LEED-certified office properties also fetched 21.4% higher average sales prices over the past three years, Cushman & Wakefield reported, also noting that LEED buildings are still fairly niche, representing only about 2.5% of the total urban office inventory in the country.
Investor interest in LEED and other certified sustainable buildings is part of a larger movement toward ESG among real estate investors, the company said.
"In 2020, the average size of closed private capital funds with ESG commitments increased to $1.4B, a 16.9% increase over the previous year," the report says. "By 2023, 80% of investors intend to incorporate ESG into their strategy."
The primary focus among investors is on the environmental aspects of buildings rather than social or governance, since the former is easier to measure.

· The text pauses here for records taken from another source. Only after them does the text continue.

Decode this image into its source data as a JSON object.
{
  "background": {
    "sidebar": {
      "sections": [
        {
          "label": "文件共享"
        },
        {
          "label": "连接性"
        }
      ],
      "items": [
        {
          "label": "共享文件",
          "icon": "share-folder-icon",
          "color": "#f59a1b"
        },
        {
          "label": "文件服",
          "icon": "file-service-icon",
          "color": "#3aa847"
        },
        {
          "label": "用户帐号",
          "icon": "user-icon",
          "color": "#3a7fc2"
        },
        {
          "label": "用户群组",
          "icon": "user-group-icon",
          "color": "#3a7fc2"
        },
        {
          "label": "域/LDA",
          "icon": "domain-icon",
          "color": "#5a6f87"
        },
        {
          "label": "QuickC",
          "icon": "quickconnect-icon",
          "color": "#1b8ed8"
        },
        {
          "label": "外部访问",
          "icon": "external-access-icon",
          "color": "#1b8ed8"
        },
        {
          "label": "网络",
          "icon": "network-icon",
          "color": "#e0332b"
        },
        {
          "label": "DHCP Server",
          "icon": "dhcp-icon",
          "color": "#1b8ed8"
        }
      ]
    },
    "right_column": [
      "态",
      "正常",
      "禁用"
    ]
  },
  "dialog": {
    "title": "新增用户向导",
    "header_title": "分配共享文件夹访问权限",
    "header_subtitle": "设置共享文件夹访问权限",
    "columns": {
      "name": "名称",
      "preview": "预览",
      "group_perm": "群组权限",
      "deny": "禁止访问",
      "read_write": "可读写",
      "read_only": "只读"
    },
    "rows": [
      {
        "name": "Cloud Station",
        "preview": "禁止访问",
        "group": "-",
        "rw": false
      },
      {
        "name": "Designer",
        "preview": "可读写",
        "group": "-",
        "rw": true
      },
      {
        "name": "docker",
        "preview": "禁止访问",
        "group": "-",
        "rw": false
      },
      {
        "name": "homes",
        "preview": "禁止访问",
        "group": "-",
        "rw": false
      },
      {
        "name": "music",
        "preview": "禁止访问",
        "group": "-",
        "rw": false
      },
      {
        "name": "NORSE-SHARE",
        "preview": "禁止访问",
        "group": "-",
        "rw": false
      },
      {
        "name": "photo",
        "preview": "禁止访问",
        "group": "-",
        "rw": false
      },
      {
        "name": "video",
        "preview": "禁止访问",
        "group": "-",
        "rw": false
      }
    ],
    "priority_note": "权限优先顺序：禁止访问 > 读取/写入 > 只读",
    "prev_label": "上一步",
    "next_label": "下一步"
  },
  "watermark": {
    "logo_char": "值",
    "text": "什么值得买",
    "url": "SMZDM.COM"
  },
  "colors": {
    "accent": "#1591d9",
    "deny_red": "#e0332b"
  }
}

The report analyzed LEED-certified buildings completed between 2010 and 2020 compared with noncertified buildings of the same vintage, with the comparisons controlled for class and location in cities or suburbs.
Other reports point to international investor interest in sustainable properties. The Royal Institution of Chartered Surveyors, or RICS, World Built Environment Forum's annual sustainability survey, which was published in late August, found that 55% of respondents said demand for sustainable properties had risen both among investors and tenants worldwide.
Europe saw the sharpest increase in demand, with 69% of respondents reporting an increase, RICS found. About half of respondents said that owners and operators of green buildings command rent and price premiums of about 10%.